Levent Altıntaş'ı, 1980'de Paris’te birkaç günlüğüne gittiğimde tanımıştım. O zaman Türk elçiliğinde memur olarak çalışıyordu. Bu kez, bir rastlantı sonucu karşılaşıverdik. Levent Altıntaş elçilikteki görevinden ayrılmış, Starsbourg-St Deniş’de. L Echıquıer sokağında, bir işyeri açmış. Video film müzik kasetlerinden tutun, her çeşit ucuz uçak-tren biletlerine, gıda-et pazarına dek her işi yapıyor. Ayrıca Paris'te çeşitli bakanlıkların sigorta işlemlerini üstlenmiş. Başını kaşıyacak zaman bulamıyor ....
Strasbourg caddesinden, Saint Deniş sokağına girdiniz mi, orada aşk evleri başlıyor. Soyunmuş kadınlar, o soğukta üşümüyorlar mı? Müşteri bekliyorlar. Yazın daha açık saçık olurlarmış, üstsüz bekleşirlermiş. Zenciler çoğunlukta gibi geldi.

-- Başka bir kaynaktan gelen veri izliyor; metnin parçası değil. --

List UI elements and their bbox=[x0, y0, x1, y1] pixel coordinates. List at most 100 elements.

Yorulunca bir kahveye girip oturuyoruz. Paris’in güzel bir şeyi, sıkışanların bir kahveye girip, kahvenin helasına dalabilmeleri. Bu belediye yasasında varmış. Bir kişi, tuvalet gereksinimi duydu mu, karşısına çıkan kahveye girer
Afedersiniz tuvalet nerede? diye sorar. Kimse:
Burası babanın şeyi mi? Demez. Tuvaletin yerini gösterir. Sıkışan kişi işini görür, rahatlar, çıkar. Orada bir şey yiyip içme zorunda da değildir.
Paris akşamlarında, Champs-Elisees pırıl pırıl, yeni yıl dolayısıyla böyle ışıklandırılmış. Walter Benjamin, Paris'i anlatırken şöyle der:
"...Kentte insan bir yabancı da olsa, kendi sığındığı evindeymiş gibi yaşayabilmekte; kendine göre bir Paris oluşturabilmektedir. Paris’te insan, evinde yalnızca yatmak, kalkmak, yemek yemek için değil, yaşamak için yaşayan biri gibidir ..." (Walter Benjamin, "Estetize edilmiş yaşam’ Dost Yayınları, Çeviren, Ünsal Oskay Sayfa:22)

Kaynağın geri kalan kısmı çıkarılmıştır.